A good example of Alex’s thinking is this post, about a current proposal in the Canadian legislature called the "Federal Accountability Act." Says Todd:
you cannot defend against a loss of trust unless trust already exists. Creating sustained trust – in government, commerce or our private lives – requires a balance of two approaches: both building trust and creating mechanisms to ensure that trust will not be abused.
A fine example of solid thinking applied intelligently to real and current issues. Listen up, Ottawa. And Washington. Trust isn’t just about prohibiting conflicts of interest; it’s also about engineering trusted relationships. (See also Dawud Miracle’s entry about markets and relationships, above).
Who do you Trust to Edit Your News?
Brad Burnham reports on his personal power-take-away from the Personal Democracy Forum in New York.
Point of View A: The lack of editorial control on the web leads to a dumbing down of media and culture, wherein YouTube makes television look positively BBC-like and facts are wildly out of control.
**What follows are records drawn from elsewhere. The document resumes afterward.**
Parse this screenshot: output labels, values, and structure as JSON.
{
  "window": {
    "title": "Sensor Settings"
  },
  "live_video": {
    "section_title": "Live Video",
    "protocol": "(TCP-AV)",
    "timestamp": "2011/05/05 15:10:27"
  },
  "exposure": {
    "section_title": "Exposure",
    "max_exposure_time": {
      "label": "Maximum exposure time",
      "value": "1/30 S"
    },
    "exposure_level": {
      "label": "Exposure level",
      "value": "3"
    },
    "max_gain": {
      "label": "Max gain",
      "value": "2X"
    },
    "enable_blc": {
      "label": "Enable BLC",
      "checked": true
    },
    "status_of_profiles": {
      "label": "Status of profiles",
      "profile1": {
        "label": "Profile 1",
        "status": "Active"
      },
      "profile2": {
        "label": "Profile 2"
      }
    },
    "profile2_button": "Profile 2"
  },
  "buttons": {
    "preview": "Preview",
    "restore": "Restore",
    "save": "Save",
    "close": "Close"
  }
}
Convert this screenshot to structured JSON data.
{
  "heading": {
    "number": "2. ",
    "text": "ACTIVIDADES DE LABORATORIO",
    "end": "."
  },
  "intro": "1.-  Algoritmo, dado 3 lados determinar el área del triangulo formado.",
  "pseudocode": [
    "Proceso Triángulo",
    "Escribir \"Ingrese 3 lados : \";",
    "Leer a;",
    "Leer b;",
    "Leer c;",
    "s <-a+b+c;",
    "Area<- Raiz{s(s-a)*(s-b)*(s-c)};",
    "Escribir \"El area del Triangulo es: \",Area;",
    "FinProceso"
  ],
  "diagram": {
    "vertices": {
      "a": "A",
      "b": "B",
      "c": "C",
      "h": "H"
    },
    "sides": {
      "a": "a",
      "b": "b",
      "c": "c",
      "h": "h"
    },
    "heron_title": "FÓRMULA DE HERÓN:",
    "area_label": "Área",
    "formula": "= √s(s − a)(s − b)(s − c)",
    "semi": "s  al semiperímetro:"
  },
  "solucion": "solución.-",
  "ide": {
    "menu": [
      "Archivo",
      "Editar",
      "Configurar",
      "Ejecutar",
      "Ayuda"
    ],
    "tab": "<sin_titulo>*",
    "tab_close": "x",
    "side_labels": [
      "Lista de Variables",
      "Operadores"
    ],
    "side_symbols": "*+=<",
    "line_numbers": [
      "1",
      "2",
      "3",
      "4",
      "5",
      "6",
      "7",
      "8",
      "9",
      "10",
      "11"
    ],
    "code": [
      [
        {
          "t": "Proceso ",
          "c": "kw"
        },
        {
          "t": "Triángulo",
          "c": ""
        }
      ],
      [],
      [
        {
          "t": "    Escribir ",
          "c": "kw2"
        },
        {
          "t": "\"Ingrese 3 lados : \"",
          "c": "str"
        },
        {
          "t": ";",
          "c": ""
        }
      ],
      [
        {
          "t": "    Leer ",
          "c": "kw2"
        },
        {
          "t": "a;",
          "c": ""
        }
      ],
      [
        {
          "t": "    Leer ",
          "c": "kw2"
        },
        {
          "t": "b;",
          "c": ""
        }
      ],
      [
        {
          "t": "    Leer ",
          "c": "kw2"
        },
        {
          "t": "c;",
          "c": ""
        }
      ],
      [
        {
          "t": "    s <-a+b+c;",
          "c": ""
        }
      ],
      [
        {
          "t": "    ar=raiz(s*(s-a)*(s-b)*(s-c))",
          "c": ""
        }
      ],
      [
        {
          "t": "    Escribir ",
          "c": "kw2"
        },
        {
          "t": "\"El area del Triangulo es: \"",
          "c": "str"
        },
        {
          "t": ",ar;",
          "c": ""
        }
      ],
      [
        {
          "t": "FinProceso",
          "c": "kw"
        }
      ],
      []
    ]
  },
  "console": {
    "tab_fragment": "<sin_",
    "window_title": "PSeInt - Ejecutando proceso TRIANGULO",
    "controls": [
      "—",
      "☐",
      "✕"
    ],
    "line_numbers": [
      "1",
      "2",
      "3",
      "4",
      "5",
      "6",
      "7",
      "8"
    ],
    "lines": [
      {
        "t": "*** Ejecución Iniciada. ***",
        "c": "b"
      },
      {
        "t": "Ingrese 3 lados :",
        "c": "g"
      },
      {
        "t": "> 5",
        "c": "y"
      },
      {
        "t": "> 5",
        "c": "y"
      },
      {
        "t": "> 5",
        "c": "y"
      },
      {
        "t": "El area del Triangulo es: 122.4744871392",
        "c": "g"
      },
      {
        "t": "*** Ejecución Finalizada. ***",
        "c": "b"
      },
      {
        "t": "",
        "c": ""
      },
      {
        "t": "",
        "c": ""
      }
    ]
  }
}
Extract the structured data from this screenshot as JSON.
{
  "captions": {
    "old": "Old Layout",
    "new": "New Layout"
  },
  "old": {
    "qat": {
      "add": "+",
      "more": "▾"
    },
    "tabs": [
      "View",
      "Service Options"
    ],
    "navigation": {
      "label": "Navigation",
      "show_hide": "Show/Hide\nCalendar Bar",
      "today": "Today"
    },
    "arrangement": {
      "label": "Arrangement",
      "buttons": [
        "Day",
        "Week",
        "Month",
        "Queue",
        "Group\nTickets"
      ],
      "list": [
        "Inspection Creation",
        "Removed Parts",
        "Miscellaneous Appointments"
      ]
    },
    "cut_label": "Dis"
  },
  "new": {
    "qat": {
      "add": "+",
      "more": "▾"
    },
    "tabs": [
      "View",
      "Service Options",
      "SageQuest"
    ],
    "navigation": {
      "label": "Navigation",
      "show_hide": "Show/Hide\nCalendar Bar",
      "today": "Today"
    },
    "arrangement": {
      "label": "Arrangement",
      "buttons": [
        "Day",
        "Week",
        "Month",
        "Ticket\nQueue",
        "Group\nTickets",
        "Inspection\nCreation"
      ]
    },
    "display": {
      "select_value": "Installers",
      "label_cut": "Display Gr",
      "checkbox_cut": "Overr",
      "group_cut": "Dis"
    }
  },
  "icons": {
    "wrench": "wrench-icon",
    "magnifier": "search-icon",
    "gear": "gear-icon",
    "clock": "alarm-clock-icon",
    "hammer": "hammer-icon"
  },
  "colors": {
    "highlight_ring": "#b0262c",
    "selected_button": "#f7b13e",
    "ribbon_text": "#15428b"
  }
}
Point of View B: The web instantly corrects mis-statements of fact.
Brads post says more about this. He feels POV B wins on the media point. I feel persuaded on that point, but the case for dumb and dumber at the cultural level still stands, IMHO.
How to Keep Your Word, Tupelo Kenyon
How should you keep your word? Impeccably.
So argues Tupelo Kenyon, concluding "your word is your bond, your character, your reputation, and your integrity. Your word is your opporutnity to practice being impeccable."
He argues it tightly. And at length. And in terms ranging from logic to history to poetry. You might say, impeccably.
Not an obvious choice for this carnival, but I hope you’ll agree a good one.